The São Paulo Sustainable Transport project, which started last year, was bid out to commercial banks after it was expanded, with the Multilateral Investment Guarantee Agency (MIGA) providing a credit enhancement instrument to Banco Santander on a $300 million loan, covering the risk of non-honoring of sovereign financial obligations for a term of 12 years, it said.
This approach resulted in a more efficient use of funds for São Paulo, as MIGA’s involvement resulted in a longer tenor and more competitive pricing for the commercial loan than otherwise would have been available, according to the statement.
The MIGA-backed and World Bank loans will finance the rehabilitation and upgrading of 650 kilometres of roads and the reconstruction of two bridges for inland waterway transport on the Tiete River. These improvements will reduce logistics costs to benefit local and regional industry.

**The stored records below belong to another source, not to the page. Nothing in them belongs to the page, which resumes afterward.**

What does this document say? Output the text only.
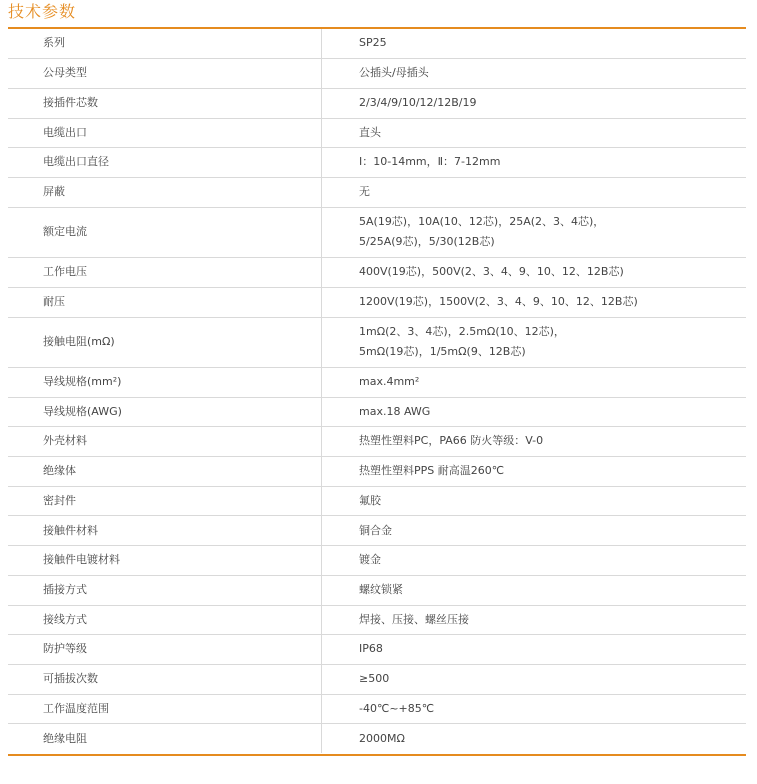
技术参数
系列	SP25

公母类型	公插头/母插头

接插件芯数	2/3/4/9/10/12/12B/19

电缆出口	直头

电缆出口直径	Ⅰ：10-14mm，Ⅱ：7-12mm

屏蔽	无

额定电流	5A(19芯)，10A(10、12芯)，25A(2、3、4芯)，
5/25A(9芯)，5/30(12B芯)

工作电压	400V(19芯)，500V(2、3、4、9、10、12、12B芯)

耐压	1200V(19芯)，1500V(2、3、4、9、10、12、12B芯)

接触电阻(mΩ)	1mΩ(2、3、4芯)，2.5mΩ(10、12芯)，
5mΩ(19芯)，1/5mΩ(9、12B芯)

导线规格(mm²)	max.4mm²

导线规格(AWG)	max.18 AWG

外壳材料	热塑性塑料PC，PA66 防火等级：V-0

绝缘体	热塑性塑料PPS 耐高温260℃

密封件	氟胶

接触件材料	铜合金

接触件电镀材料	镀金

插接方式	螺纹锁紧

接线方式	焊接、压接、螺丝压接

防护等级	IP68

可插拔次数	≥500

工作温度范围	-40℃~+85℃

绝缘电阻	2000MΩ
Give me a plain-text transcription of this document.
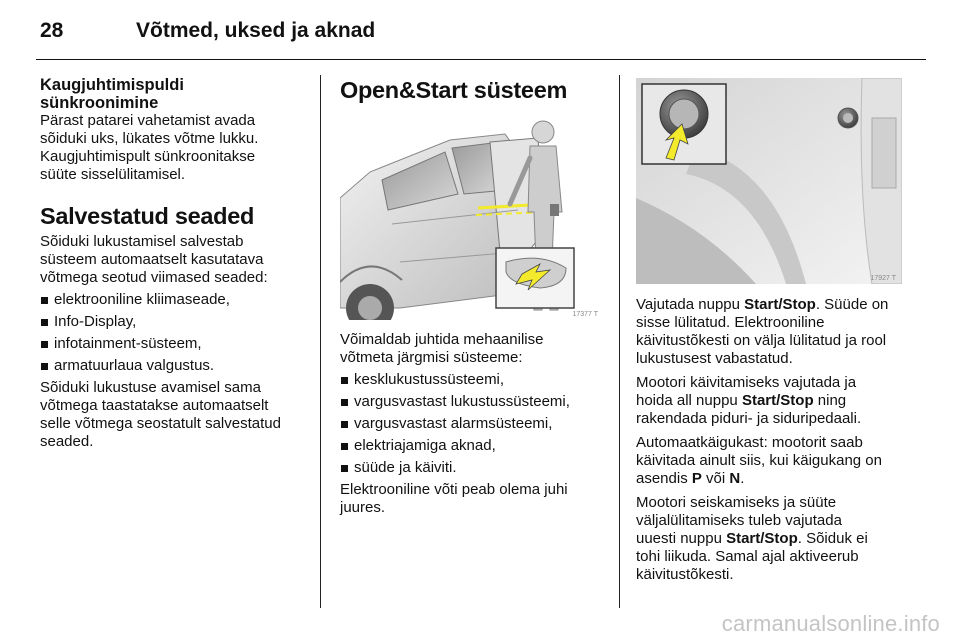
28	Võtmed, uksed ja aknad
Kaugjuhtimispuldi
sünkroonimine

Pärast patarei vahetamist avada
sõiduki uks, lükates võtme lukku.
Kaugjuhtimispult sünkroonitakse
süüte sisselülitamisel.

Salvestatud seaded

Sõiduki lukustamisel salvestab
süsteem automaatselt kasutatava
võtmega seotud viimased seaded:

elektrooniline kliimaseade,
Info-Display,
infotainment-süsteem,
armatuurlaua valgustus.

Sõiduki lukustuse avamisel sama
võtmega taastatakse automaatselt
selle võtmega seostatult salvestatud
seaded.

Open&Start süsteem
17377 T

Võimaldab juhtida mehaanilise
võtmeta järgmisi süsteeme:

kesklukustussüsteemi,
vargusvastast lukustussüsteemi,
vargusvastast alarmsüsteemi,
elektriajamiga aknad,
süüde ja käiviti.

Elektrooniline võti peab olema juhi
juures.

17927 T

Vajutada nuppu Start/Stop. Süüde on
sisse lülitatud. Elektrooniline
käivitustõkesti on välja lülitatud ja rool
lukustusest vabastatud.

Mootori käivitamiseks vajutada ja
hoida all nuppu Start/Stop ning
rakendada piduri- ja siduripedaali.

Automaatkäigukast: mootorit saab
käivitada ainult siis, kui käigukang on
asendis P või N.

Mootori seiskamiseks ja süüte
väljalülitamiseks tuleb vajutada
uuesti nuppu Start/Stop. Sõiduk ei
tohi liikuda. Samal ajal aktiveerub
käivitustõkesti.

carmanualsonline.info
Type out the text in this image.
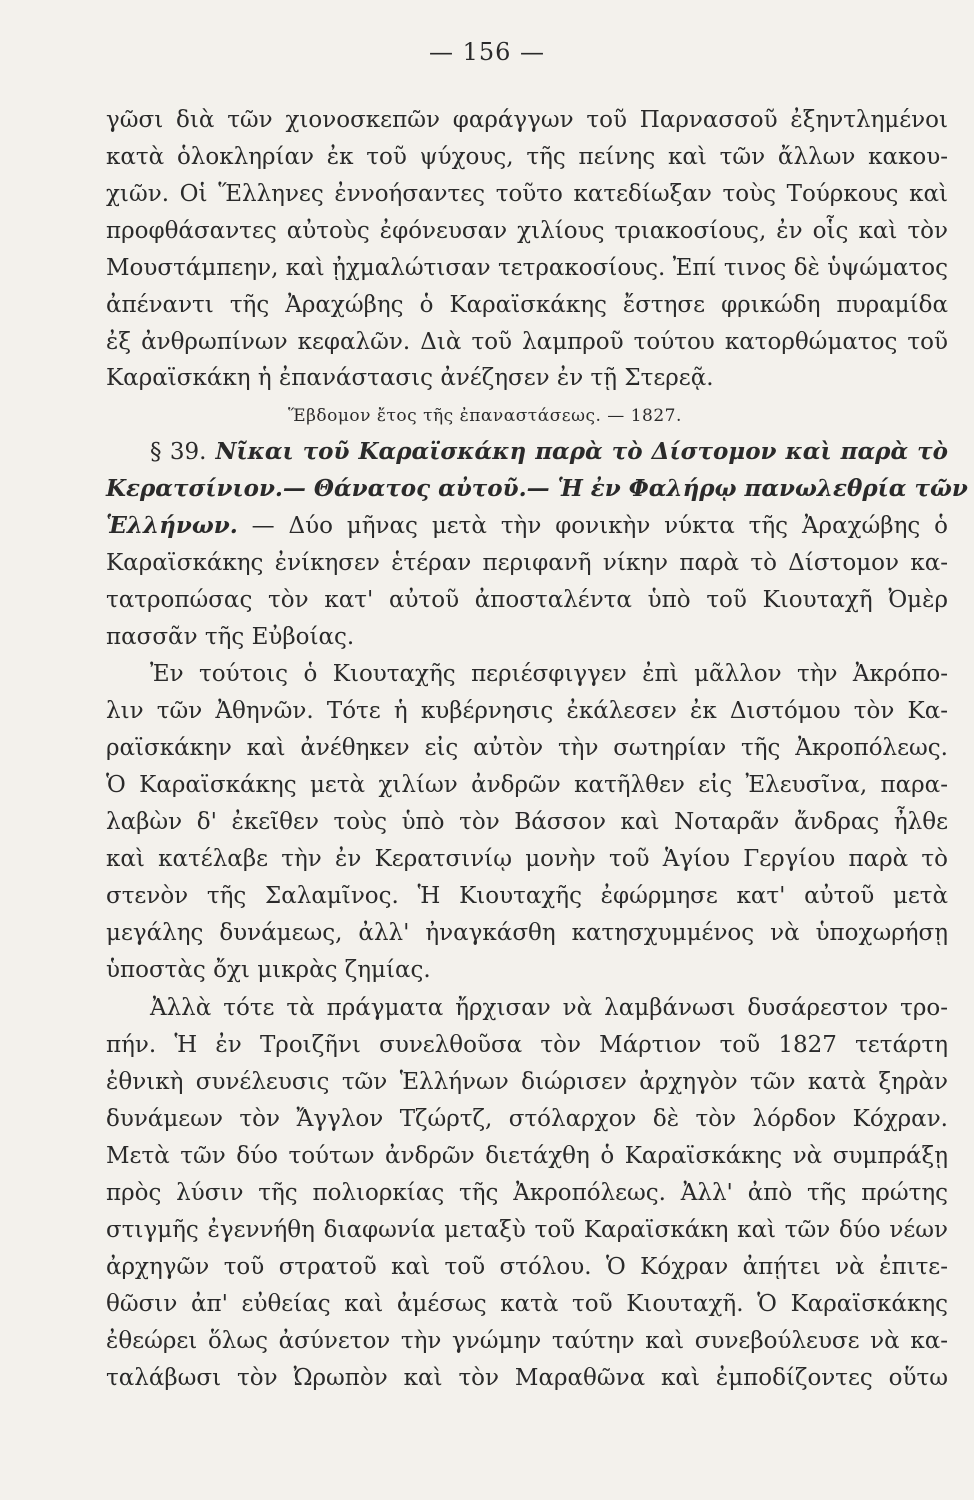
— 156 —
γῶσι διὰ τῶν χιονοσκεπῶν φαράγγων τοῦ Παρνασσοῦ ἐξηντλημένοι
κατὰ ὁλοκληρίαν ἐκ τοῦ ψύχους, τῆς πείνης καὶ τῶν ἄλλων κακου-
χιῶν. Οἱ Ἕλληνες ἐννοήσαντες τοῦτο κατεδίωξαν τοὺς Τούρκους καὶ
προφθάσαντες αὐτοὺς ἐφόνευσαν χιλίους τριακοσίους, ἐν οἷς καὶ τὸν
Μουστάμπεην, καὶ ᾐχμαλώτισαν τετρακοσίους. Ἐπί τινος δὲ ὑψώματος
ἀπέναντι τῆς Ἀραχώβης ὁ Καραϊσκάκης ἔστησε φρικώδη πυραμίδα
ἐξ ἀνθρωπίνων κεφαλῶν. Διὰ τοῦ λαμπροῦ τούτου κατορθώματος τοῦ
Καραϊσκάκη ἡ ἐπανάστασις ἀνέζησεν ἐν τῇ Στερεᾷ.
Ἕβδομον ἔτος τῆς ἐπαναστάσεως. — 1827.
§ 39. Νῖκαι τοῦ Καραϊσκάκη παρὰ τὸ Δίστομον καὶ παρὰ τὸ
Κερατσίνιον.— Θάνατος αὐτοῦ.— Ἡ ἐν Φαλήρῳ πανωλεθρία τῶν
Ἑλλήνων. — Δύο μῆνας μετὰ τὴν φονικὴν νύκτα τῆς Ἀραχώβης ὁ
Καραϊσκάκης ἐνίκησεν ἑτέραν περιφανῆ νίκην παρὰ τὸ Δίστομον κα-
τατροπώσας τὸν κατ' αὐτοῦ ἀποσταλέντα ὑπὸ τοῦ Κιουταχῆ Ὀμὲρ
πασσᾶν τῆς Εὐβοίας.
Ἐν τούτοις ὁ Κιουταχῆς περιέσφιγγεν ἐπὶ μᾶλλον τὴν Ἀκρόπο-
λιν τῶν Ἀθηνῶν. Τότε ἡ κυβέρνησις ἐκάλεσεν ἐκ Διστόμου τὸν Κα-
ραϊσκάκην καὶ ἀνέθηκεν εἰς αὐτὸν τὴν σωτηρίαν τῆς Ἀκροπόλεως.
Ὁ Καραϊσκάκης μετὰ χιλίων ἀνδρῶν κατῆλθεν εἰς Ἐλευσῖνα, παρα-
λαβὼν δ' ἐκεῖθεν τοὺς ὑπὸ τὸν Βάσσον καὶ Νοταρᾶν ἄνδρας ἦλθε
καὶ κατέλαβε τὴν ἐν Κερατσινίῳ μονὴν τοῦ Ἁγίου Γεργίου παρὰ τὸ
στενὸν τῆς Σαλαμῖνος. Ἡ Κιουταχῆς ἐφώρμησε κατ' αὐτοῦ μετὰ
μεγάλης δυνάμεως, ἀλλ' ἠναγκάσθη κατησχυμμένος νὰ ὑποχωρήσῃ
ὑποστὰς ὄχι μικρὰς ζημίας.
Ἀλλὰ τότε τὰ πράγματα ἤρχισαν νὰ λαμβάνωσι δυσάρεστον τρο-
πήν. Ἡ ἐν Τροιζῆνι συνελθοῦσα τὸν Μάρτιον τοῦ 1827 τετάρτη
ἐθνικὴ συνέλευσις τῶν Ἑλλήνων διώρισεν ἀρχηγὸν τῶν κατὰ ξηρὰν
δυνάμεων τὸν Ἄγγλον Τζώρτζ, στόλαρχον δὲ τὸν λόρδον Κόχραν.
Μετὰ τῶν δύο τούτων ἀνδρῶν διετάχθη ὁ Καραϊσκάκης νὰ συμπράξῃ
πρὸς λύσιν τῆς πολιορκίας τῆς Ἀκροπόλεως. Ἀλλ' ἀπὸ τῆς πρώτης
στιγμῆς ἐγεννήθη διαφωνία μεταξὺ τοῦ Καραϊσκάκη καὶ τῶν δύο νέων
ἀρχηγῶν τοῦ στρατοῦ καὶ τοῦ στόλου. Ὁ Κόχραν ἀπῄτει νὰ ἐπιτε-
θῶσιν ἀπ' εὐθείας καὶ ἀμέσως κατὰ τοῦ Κιουταχῆ. Ὁ Καραϊσκάκης
ἐθεώρει ὅλως ἀσύνετον τὴν γνώμην ταύτην καὶ συνεβούλευσε νὰ κα-
ταλάβωσι τὸν Ὠρωπὸν καὶ τὸν Μαραθῶνα καὶ ἐμποδίζοντες οὕτω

The state also expects the project to increase employment and wages across a wider geographic area.
The backing is in line with MIGA and the World Bank’s previous funding for this “milestone” project – last year, the World Bank and the State of São Paulo committed $300 million and $129 million to the project.
“This project shows the incredible potential of collaboration between the public and private sector to address the infrastructure gap that so many countries are facing around the world,” said Keiko Honda, MIGA’s executive vice president and chief executive officer. “I see this approach as ground-breaking and replicable in other states or countries with similar borrowing constraints and limited resources.”
“Santander is proud to participate in this project, together with World Bank and MIGA’s support, that will contribute to improving the State of Sao Paulo's transport and logistics efficiency, safety, and disaster risk management,” said Octaviano Couttolenc Mestre, global head of export & agency finance for Banco Santander.
“By leveraging the individual balance sheets of different institutions of the World Bank Group, we mobilized the resources to finance the entire project,” said Madelyn Antoncic, vice-president and treasurer of the World Bank.
“Our combined financial strength, technical expertise, and relationships with the private sector allow us to support projects of this magnitude and importance for the development of Brazil,” she added.